I do not know much about disc distribution, but I ass-u-me that with disc production/distribution you have a one time fee that is mainly capex.
But with digital distribution you probably got some recurring fees like bandwidth and storage instead....
It's a little more complicated than that. In both cases, you'll be paying some cost associated with each game sale. For physical discs that's going to be an upfront cost with regards to materials, duplication, packaging, shipping, storage, etc. For DD, that's going to mainly involve bandwidth. Storage, utilities, etc. are all vanishingly small on a per title basis for a DD game.
That's the simple part. And one of the reasons DD is so attractive. Those are the only associated costs.
For physical distribution, the above is complicated by the fact that you have to determine at the time of duplication how many units you want to have for launch. If you duplicate too many you risk a situation where you can't sell all of the units made. At that point your cost is now multiplied because you cannot recoup the cost of unsold units. This is the main reason the publisher THQ recently went bankrupt and out of business. One title so massively underperformed that there was no way to recoup the cost of all the physical packaged products that were manufactured. Now for that particular instance, it wasn't possible to offer it as a DD title. But if it were possible, and if all titles were DD, then THQ would likely still be in business.
If you make too few, you run into shortages and potentially lost sales which is lost revenue which is lost profits. As there is no guarantee that someone that would have bought your game in the first month will still want to buy it when you finally supply enough to meet demand. You'll generally end up moving less units in total than you would have if you were able to supply enough to meet initial demand.
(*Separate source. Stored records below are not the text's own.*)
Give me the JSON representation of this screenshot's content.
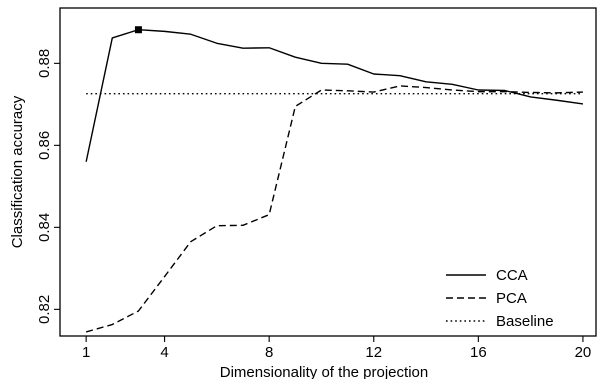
{
  "chart_data": {
    "type": "line",
    "title": "",
    "xlabel": "Dimensionality of the projection",
    "ylabel": "Classification accuracy",
    "xlim": [
      0,
      20.5
    ],
    "ylim": [
      0.8135,
      0.8935
    ],
    "x_ticks": [
      1,
      4,
      8,
      12,
      16,
      20
    ],
    "x_tick_labels": [
      "1",
      "4",
      "8",
      "12",
      "16",
      "20"
    ],
    "y_ticks": [
      0.82,
      0.84,
      0.86,
      0.88
    ],
    "y_tick_labels": [
      "0.82",
      "0.84",
      "0.86",
      "0.88"
    ],
    "legend_position": "bottom-right",
    "series": [
      {
        "name": "CCA",
        "line_style": "solid",
        "color": "#000000",
        "x": [
          1,
          2,
          3,
          4,
          5,
          6,
          7,
          8,
          9,
          10,
          11,
          12,
          13,
          14,
          15,
          16,
          17,
          18,
          19,
          20
        ],
        "values": [
          0.856,
          0.8862,
          0.8882,
          0.8878,
          0.8871,
          0.8849,
          0.8837,
          0.8838,
          0.8815,
          0.88,
          0.8798,
          0.8774,
          0.877,
          0.8755,
          0.8749,
          0.8735,
          0.8734,
          0.8718,
          0.871,
          0.8701
        ],
        "highlight": {
          "x": 3,
          "y": 0.8882,
          "marker": "square"
        }
      },
      {
        "name": "PCA",
        "line_style": "dashed",
        "color": "#000000",
        "x": [
          1,
          2,
          3,
          4,
          5,
          6,
          7,
          8,
          9,
          10,
          11,
          12,
          13,
          14,
          15,
          16,
          17,
          18,
          19,
          20
        ],
        "values": [
          0.8145,
          0.8163,
          0.8196,
          0.828,
          0.8365,
          0.8404,
          0.8405,
          0.8431,
          0.8695,
          0.8735,
          0.8733,
          0.873,
          0.8745,
          0.8741,
          0.8735,
          0.8731,
          0.8731,
          0.8729,
          0.8728,
          0.873
        ]
      },
      {
        "name": "Baseline",
        "line_style": "dotted",
        "color": "#000000",
        "x": [
          1,
          20
        ],
        "values": [
          0.8726,
          0.8726
        ]
      }
    ]
  }
}
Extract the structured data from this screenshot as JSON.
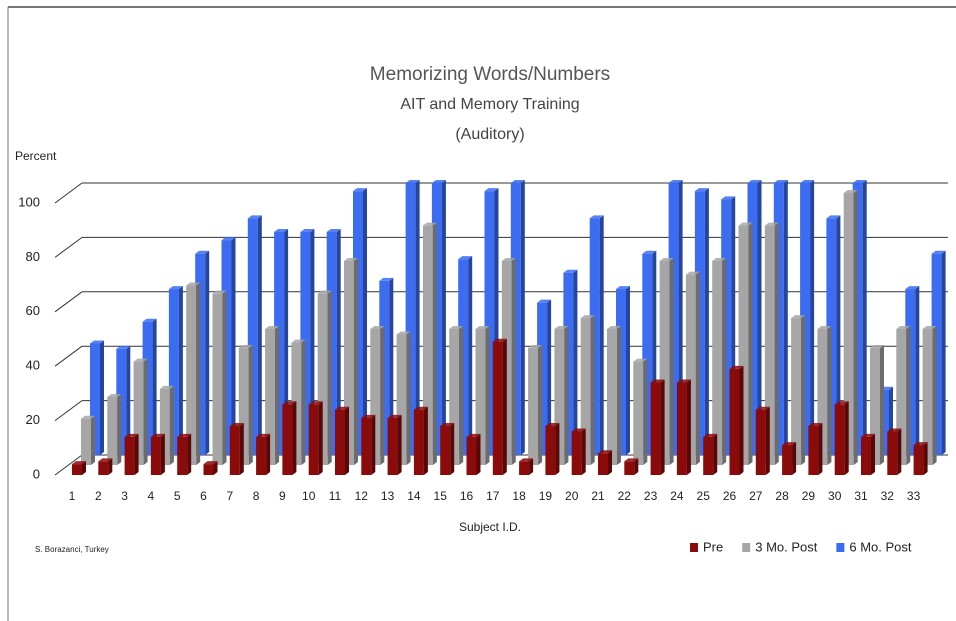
{
  "chart_data": {
    "type": "bar3d",
    "title": "Memorizing Words/Numbers",
    "subtitle": "AIT and Memory Training",
    "subtitle2": "(Auditory)",
    "y_label": "Percent",
    "x_label": "Subject I.D.",
    "source": "S. Borazanci, Turkey",
    "legend_position": "bottom-right",
    "categories": [
      "1",
      "2",
      "3",
      "4",
      "5",
      "6",
      "7",
      "8",
      "9",
      "10",
      "11",
      "12",
      "13",
      "14",
      "15",
      "16",
      "17",
      "18",
      "19",
      "20",
      "21",
      "22",
      "23",
      "24",
      "25",
      "26",
      "27",
      "28",
      "29",
      "30",
      "31",
      "32",
      "33"
    ],
    "series": [
      {
        "name": "Pre",
        "color": "#8b0a0a",
        "values": [
          4,
          5,
          14,
          14,
          14,
          4,
          18,
          14,
          26,
          26,
          24,
          21,
          21,
          24,
          18,
          14,
          49,
          5,
          18,
          16,
          8,
          5,
          34,
          34,
          14,
          39,
          24,
          11,
          18,
          26,
          14,
          16,
          11
        ]
      },
      {
        "name": "3 Mo. Post",
        "color": "#a6a6a6",
        "values": [
          17,
          25,
          38,
          28,
          66,
          63,
          43,
          50,
          45,
          63,
          75,
          50,
          48,
          88,
          50,
          50,
          75,
          43,
          50,
          54,
          50,
          38,
          75,
          70,
          75,
          88,
          88,
          54,
          50,
          100,
          43,
          50,
          50
        ]
      },
      {
        "name": "6 Mo. Post",
        "color": "#3b6cf2",
        "values": [
          41,
          39,
          49,
          61,
          74,
          79,
          87,
          82,
          82,
          82,
          97,
          64,
          100,
          100,
          72,
          97,
          100,
          56,
          67,
          87,
          61,
          74,
          100,
          97,
          94,
          100,
          100,
          100,
          87,
          100,
          24,
          61,
          74
        ]
      }
    ],
    "ylim": [
      0,
      100
    ],
    "yticks": [
      0,
      20,
      40,
      60,
      80,
      100
    ],
    "grid": true
  }
}
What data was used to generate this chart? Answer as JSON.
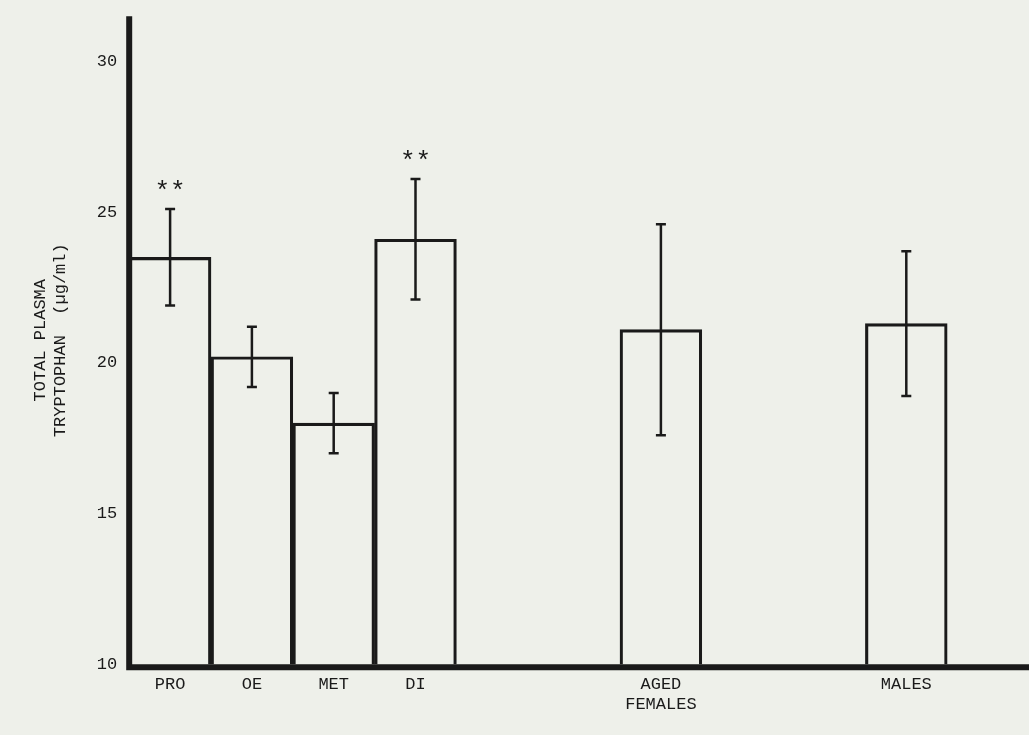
{
  "chart_data": {
    "type": "bar",
    "ylabel": "TOTAL PLASMA\nTRYPTOPHAN  (µg/ml)",
    "categories": [
      "PRO",
      "OE",
      "MET",
      "DI",
      null,
      null,
      "AGED\nFEMALES",
      null,
      null,
      "MALES",
      null
    ],
    "values": [
      23.5,
      20.2,
      18.0,
      24.1,
      null,
      null,
      21.1,
      null,
      null,
      21.3,
      null
    ],
    "errors": [
      1.6,
      1.0,
      1.0,
      2.0,
      null,
      null,
      3.5,
      null,
      null,
      2.4,
      null
    ],
    "color": "#1a1a1a",
    "ylim": [
      10,
      31.5
    ],
    "yticks": [
      10,
      15,
      20,
      25,
      30
    ],
    "grid": false,
    "annotations": [
      {
        "text": "**",
        "x": "PRO",
        "y": 23.5
      },
      {
        "text": "**",
        "x": "DI",
        "y": 24.1
      }
    ]
  }
}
This is why publisher and retailers try REALLY hard to push pre-orders. It gives them a practically guaranteed sale as well as a measure stick (no matter how unreliable) of what initial demand could be.
Added to that, there is an ongoing cost associated with physical media in storage costs and the fact that money devalues over time due to inflationary pressures. If you manufacture something that takes 1 year to sell, you've lost a bit of money in that whatever cost was associated with that unit, is tied up in something that you cannot use (whether to invest in a new game or invest in any other thing to drive future revenue).
There's a LOT of reasons why publishers would love to move to a DD only world. But there's also reasons why they want to maintain a retail presence. Having retail shelf space can be considered as free advertising in that it makes consumers aware of your product without spending any advertising dollars.